The self-indulgent moment over, Kate turned her attention to the remainder of their boxes. With a little help, but mostly hindrance, from the child who had caused all this change, she began to put her new home, and their new life, in order.
But her mind kept returning to the man who saved them from the river yesterday. The first man to do her a good deed in many years. Perhaps ever, if she stopped and thought about it.
Which she was much too busy to do.
"How can you manage this farm by yourself? With no man about? You'll go under, Mrs. Kelly. You've made a mistake."

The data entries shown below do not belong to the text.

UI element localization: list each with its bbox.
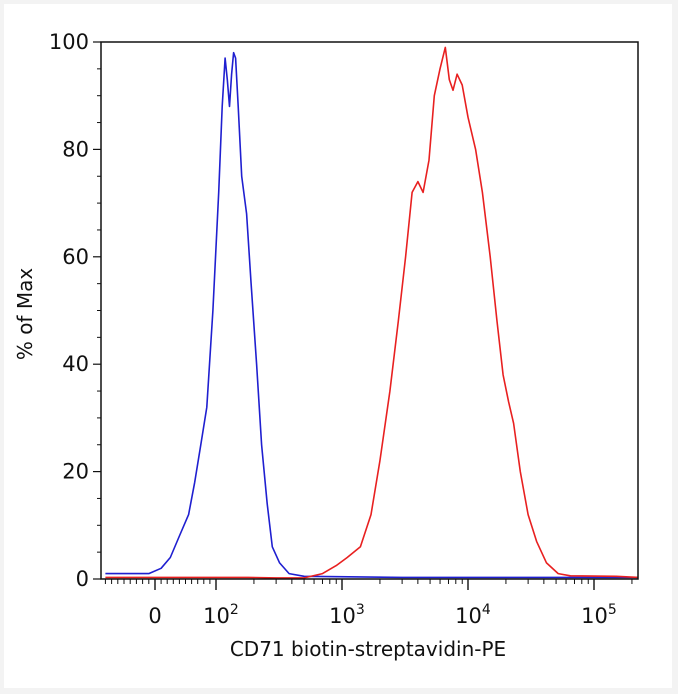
histogram-series-2	[105, 46, 639, 579]
y-tick-label: 0	[76, 567, 89, 591]
x-tick-label: 105	[581, 602, 617, 628]
histogram-series-1	[105, 51, 638, 579]
y-tick-label: 60	[62, 245, 89, 269]
y-tick-label: 80	[62, 137, 89, 161]
plot-border	[100, 41, 639, 580]
x-tick-label: 102	[203, 602, 239, 628]
x-axis-title: CD71 biotin-streptavidin-PE	[230, 637, 506, 661]
y-tick-label: 40	[62, 352, 89, 376]
y-tick-label: 20	[62, 460, 89, 484]
histogram-chart: 0 20 40 60 80 100 0 102 103 104 105 CD71 biotin-st…	[13, 30, 639, 661]
x-tick-label: 104	[455, 602, 491, 628]
y-tick-label: 100	[49, 30, 89, 54]
chart-frame: 0 20 40 60 80 100 0 102 103 104 105 CD71 biotin-st…	[4, 4, 672, 688]
x-tick-label: 103	[329, 602, 365, 628]
y-axis-title: % of Max	[13, 268, 37, 361]
x-tick-label: 0	[148, 604, 161, 628]
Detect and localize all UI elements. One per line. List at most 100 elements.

Euphony, indeed. Mr. Storm Deverell might have a voice that was rich and rather ticklish to the ear, but if he thought he could use that voice to tell her what to do, he may as well be mute for all it mattered to her. As for telling her she was pretty, she certainly didn't have time for that nonsense. She'd been down that path before and look where it got her.
Chapter Six
"It was a ship from Portugal," Reverend Coles had said to him one night over a few glasses of Storm's homemade wine. "They reckoned the cargo was only cork and wine, but there was sixteenth century Spanish gold smuggled in that hold. And when it washed up to shore, Steadfast Putnam— then just a young man—stole it from his fellow wreckers."
Usually Storm would discount such fables as mere entertainment. However, Reverend Coles was a sensible fellow, not one to let his imagination run away with him, and it was well known that smugglers and wreckers had worked along the Cornish shore years before. Even the previous owners of Roscarrock Island had been involved at one time. So when Coles sat by Storm's fire on that chilly evening and told him of Steadfast Putnam's deathbed confession, whispered in his ear just a few days before, it was impossible to ignore.